Il n'y eut pas la moindre résistance[185]. Les capitaines étaient partis le matin, laissant les innocents bourgeois en sentinelle. Ils veillaient depuis huit jours, ils n'en pouvaient plus. Ce jour-là ils ne se figuraient pas qu'on les attaquât, parce que c'était dimanche. Au matin, cependant, le duc fait tirer pour signal sa bombarde et deux serpentines, les trompettes sonnent, on fait les approches... Personne, deux ou trois hommes au guet; les autres étaient allés dîner: «Dans chaque maison, dit Commines, nous trouvons la nappe mise.»

L'armée, entrée en même temps des deux bouts de la ville, marcha vers la place, s'y réunit, puis se divisa pour le pillage en quatre quartiers. Tout cela prit deux heures, et bien des gens eurent le temps de se sauver. Cependant, le duc, ayant conduit le roi au palais, se rendit à Saint-Lambert, que les pillards voulaient forcer; ils l'écoutaient si peu qu'il fut obligé de tirer l'épée et il en tua un de sa main.

Vers midi, toute la ville était prise, en plein pillage. Le roi dînait au bruit de cette fête, en grande joie, et ne tarissant pas sur la vaillance de son bon frère; c'était merveille, et chose à rapporter au duc, comme il le louait de bon cœur!
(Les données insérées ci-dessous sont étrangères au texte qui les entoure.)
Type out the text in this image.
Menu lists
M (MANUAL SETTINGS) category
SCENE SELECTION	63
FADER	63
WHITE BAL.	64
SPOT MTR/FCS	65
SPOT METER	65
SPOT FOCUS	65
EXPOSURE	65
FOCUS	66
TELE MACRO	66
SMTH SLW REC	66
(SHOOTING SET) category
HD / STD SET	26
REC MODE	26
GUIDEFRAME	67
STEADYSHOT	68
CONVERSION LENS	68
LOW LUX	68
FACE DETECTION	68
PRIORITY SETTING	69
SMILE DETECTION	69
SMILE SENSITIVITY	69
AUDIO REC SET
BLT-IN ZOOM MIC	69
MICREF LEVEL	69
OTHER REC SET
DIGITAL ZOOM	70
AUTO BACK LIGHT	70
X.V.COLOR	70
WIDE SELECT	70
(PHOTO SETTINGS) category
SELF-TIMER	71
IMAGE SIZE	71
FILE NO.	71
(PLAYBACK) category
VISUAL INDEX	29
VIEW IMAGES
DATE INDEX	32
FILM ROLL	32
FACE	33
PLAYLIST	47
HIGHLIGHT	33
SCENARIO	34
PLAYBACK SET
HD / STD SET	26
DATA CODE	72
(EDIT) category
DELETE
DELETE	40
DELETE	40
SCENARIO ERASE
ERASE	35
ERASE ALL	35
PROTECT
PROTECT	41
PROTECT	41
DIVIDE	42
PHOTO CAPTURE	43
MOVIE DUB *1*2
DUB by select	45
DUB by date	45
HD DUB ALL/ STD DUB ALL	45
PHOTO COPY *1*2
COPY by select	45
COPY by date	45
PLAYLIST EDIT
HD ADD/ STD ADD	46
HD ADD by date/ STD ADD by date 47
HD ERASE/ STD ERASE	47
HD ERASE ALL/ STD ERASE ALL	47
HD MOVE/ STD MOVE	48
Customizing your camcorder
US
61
Le duc vint le trouver, et lui dit: «Que ferons-nous de Liége?» Dure question pour un autre, et où tout cœur d'homme aurait hésité... Louis XI répondit en riant, du ton des Cent Nouvelles: «Mon père avait un grand arbre près de son hôtel, où les corbeaux faisaient leur nid; ces corbeaux l'ennuyant, il fit ôter les nids, une fois, deux fois; au bout de l'an, les corbeaux recommençaient toujours. Mon père fit déraciner l'arbre, et depuis il en dormit mieux.»

L'horreur, dans cette destruction d'un peuple, c'est que ce ne fut point un carnage d'assaut, une furie de vainqueurs, mais une longue exécution[186] qui dura des mois. Les gens qu'on trouvait dans les maisons étaient gardés, réservés; puis, par ordre et méthodiquement, jetés à la Meuse. Trois mois après, on noyait encore[187]!